Assembly of Black Phosphorus Nanosheets and MOF to Form Functional Hybrid Thin-Film for Precise Protein Capture, Dual-Signal and Intrinsic Self-Calibration Sensing of Specific Cancer-Derived Exosomes

As the emerging and noninvasive biomarkers, exosomes play an important role in cancer screening, cancer-related immune response, and the physiological process. The sensitive, specific, and efficient detection of cancer cell-derived exosomes is of significance for early cancer diagnosis of patients. This work developed a novel dual-signal and intrinsic self-calibration aptasensor of exosomes based on a functional hybrid thin-film platform. This platform was constructed via facile assembly of black phosphorus nanosheets (BPNSs) and ferrocene (Fc)-doped metal–organic frameworks (ZIF-67) on indium tin oxide (ITO) slice, followed by combining methylene blue (MB)-labeled single- strand DNA aptamer on ITO slice. The resultant aptamer-BPNSs/Fc/ZIF-67/ITO platform had dual redox-signal responses of MB (labeled on aptamer) and Fc (doped into ZIF-67).
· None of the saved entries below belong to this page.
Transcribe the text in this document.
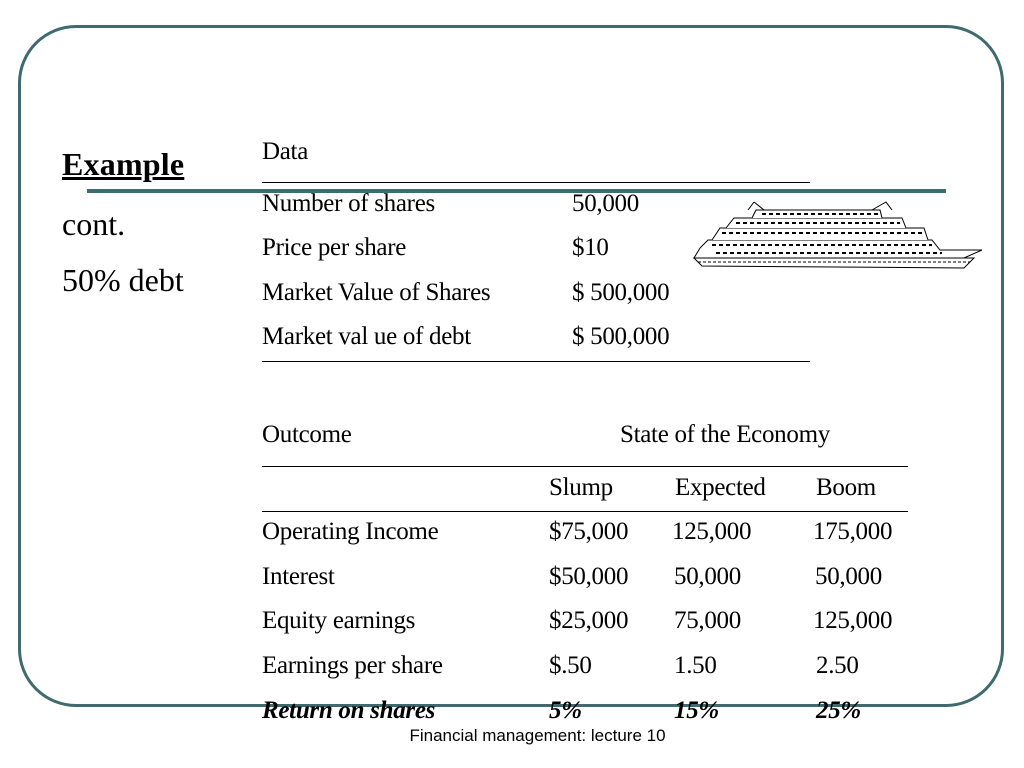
Example
cont.
50% debt
Data
Number of shares	50,000
Price per share	$10
Market Value of Shares	$ 500,000
Market val ue of debt	$ 500,000
Outcome	State of the Economy
Slump Expected Boom
Operating Income	$75,000 125,000 175,000
Interest	$50,000 50,000	50,000
Equity earnings	$25,000 75,000	125,000
Earnings per share	$.50	1.50	2.50
Return on shares	5%	15%	25%
Financial management: lecture 10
In the presence of specific cancer cell-derived exosomes, the redox current of MB regularly reduced and that of Fc (as reference) hardly changed. An intrinsic self-calibration aptasensor was achieved and enabled sensitive detection of exosomes, showing a limit of detection down to 100 particles mL–1. The aptasensor with a capability of precise protein capture can efficiently determine specific cancer cell-derived exosomes in practical human serum and plasma samples from healthy individuals and breast cancer patients. In light of excellent performances, this aptasensor can be expanded to multiple biomarkers from cell line exosomes and is beneficial for exploring advanced techniques for high-performance detection of exosomes derived from different types of cancer cells. This work promotes the development of current techniques for early cancer screening and clinical diagnosis.